— E perchè ammazzare quest’ammiraglio? — Perchè, gli vien detto, non ha fatto ammazzare della gente abbastanza: ei diede una battaglia navale a un ammiraglio francese e si è saputo che egli non era abbastanza vicino al nemico. — Ma l’ammiraglio francese, dice Candido, era egli egualmente lontano dall’altro? — Senza dubbio, gli si replica, ma in questo paese è bene ammazzare di tempo in tempo un ammiraglio per incoraggiare gli altri.
Candido restò sì stordito e sì commosso da ciò che vedeva e da ciò che udiva, che non volle neppure metter piede a terra, ma pattuì col padrone olandese (non credendolo un ladro come quello di Surinam) per farsi condurre senza dilazione a Venezia.
Il padrone olandese fu lesto in termine di due giorni; si costeggiò la Francia, si passò alle viste di Lisbona e Candido ivi raccapricciò: s’entrò nello stretto, indi nel Mediterraneo e infine si approdò a Venezia. — Sia lodato Iddio, disse Candido abbracciando Martino, qui rivedrò la bella Cunegonda; io conto su Cacambo come su me stesso.

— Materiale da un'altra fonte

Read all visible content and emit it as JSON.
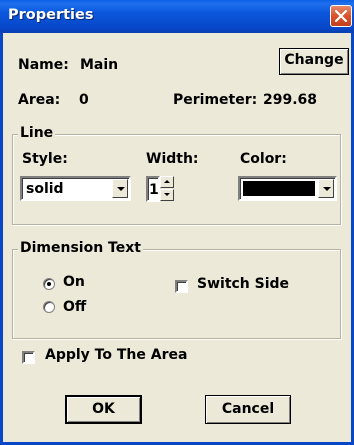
{
  "window": {
    "title": "Properties"
  },
  "name": {
    "label": "Name:",
    "value": "Main"
  },
  "change_button": "Change",
  "area": {
    "label": "Area:",
    "value": "0"
  },
  "perimeter": {
    "label": "Perimeter:",
    "value": "299.68"
  },
  "line_group": {
    "title": "Line",
    "style_label": "Style:",
    "style_value": "solid",
    "width_label": "Width:",
    "width_value": "1",
    "color_label": "Color:",
    "color_value": "#000000"
  },
  "dimension_group": {
    "title": "Dimension Text",
    "on_label": "On",
    "off_label": "Off",
    "selected": "On",
    "switch_side_label": "Switch Side",
    "switch_side_checked": false
  },
  "apply_to_area": {
    "label": "Apply To The Area",
    "checked": false
  },
  "ok_button": "OK",
  "cancel_button": "Cancel"
}
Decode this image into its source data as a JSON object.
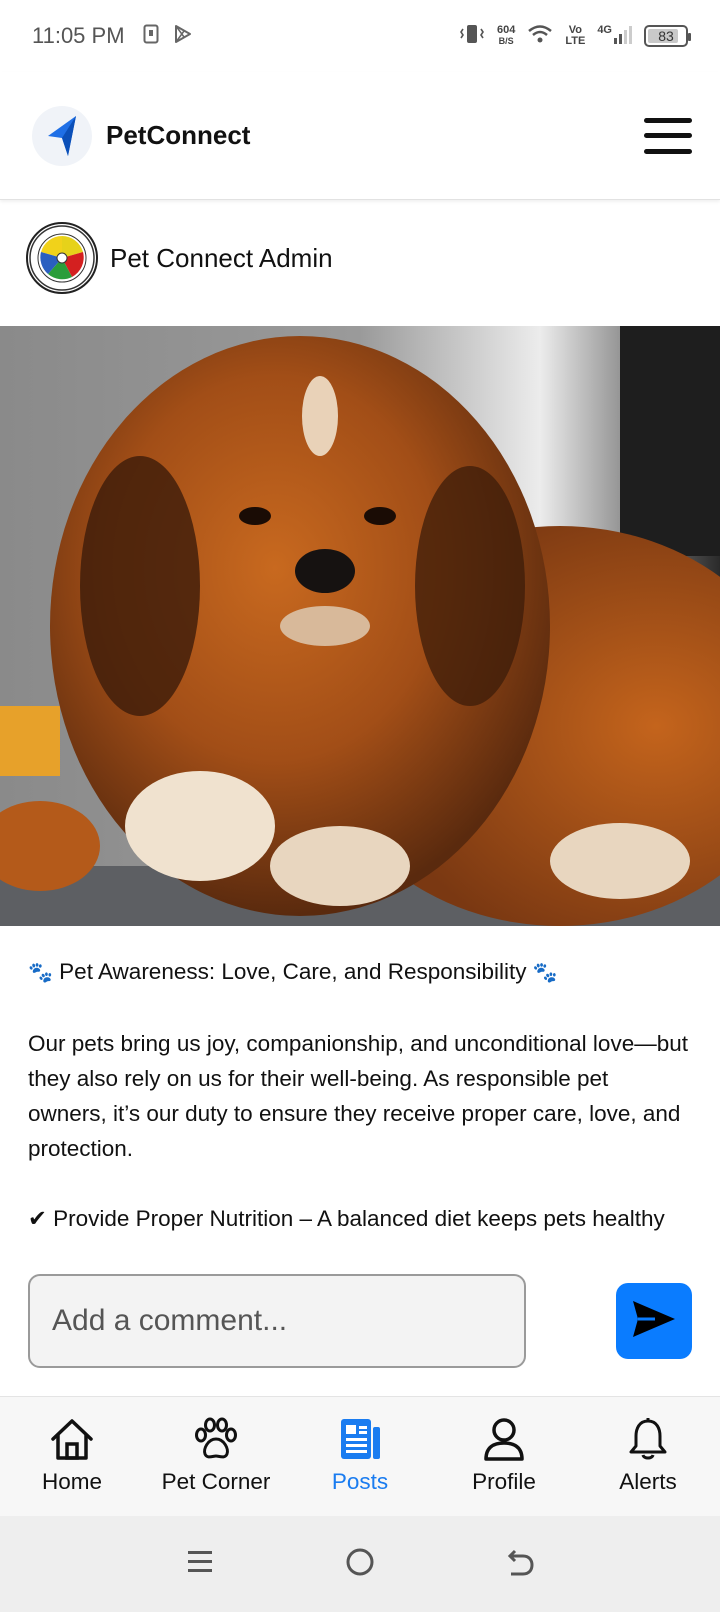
{
  "status_bar": {
    "time": "11:05 PM",
    "net_speed_value": "604",
    "net_speed_unit": "B/S",
    "volte_top": "Vo",
    "volte_bottom": "LTE",
    "network": "4G",
    "battery": "83",
    "battery_level": 0.83
  },
  "header": {
    "app_title": "PetConnect",
    "logo_icon": "paper-plane-icon",
    "menu_icon": "hamburger-menu-icon"
  },
  "post": {
    "author": "Pet Connect Admin",
    "image_subject": "fluffy-puppy-photo",
    "paw_glyph": "🐾",
    "headline": "Pet Awareness: Love, Care, and Responsibility",
    "body": "Our pets bring us joy, companionship, and unconditional love—but they also rely on us for their well-being. As responsible pet owners, it’s our duty to ensure they receive proper care, love, and protection.",
    "check_glyph": "✔",
    "bullet_1": "Provide Proper Nutrition – A balanced diet keeps pets healthy and active."
  },
  "comment": {
    "placeholder": "Add a comment...",
    "send_icon": "send-icon"
  },
  "nav": {
    "items": [
      {
        "label": "Home",
        "icon": "home-icon"
      },
      {
        "label": "Pet Corner",
        "icon": "paw-icon"
      },
      {
        "label": "Posts",
        "icon": "posts-icon",
        "active": true
      },
      {
        "label": "Profile",
        "icon": "profile-icon"
      },
      {
        "label": "Alerts",
        "icon": "bell-icon"
      }
    ]
  },
  "colors": {
    "accent": "#0a7cff",
    "active_nav": "#1a7cf0"
  }
}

Tutto è bene, tutto va bene, tutto va alla meglio che sia possibile.
CAPITOLO XXIV.
Visita al signor Pococurante, nobile veneziano.
Tosto che ei fu a Venezia fece cercar Cacambo in tutte le osterie, in tutti i caffè, e non si trovò; ei mandava tutti i giorni a fare scoperta di tutti i vascelli, di tutte le barche; non si sentiva nulla di Cacambo. — Come, diceva egli a Martino, io ho avuto il tempo di passare da Surinam a Bordeaux, d’andare da Bordeaux a Parigi, da Parigi a Dieppe, da Dieppe a Portsmouth, di costeggiare il Portogallo e la Spagna, di traversare tutto il Mediterraneo, di passare qualche mese a Venezia e la bella Cunegonda non è arrivata!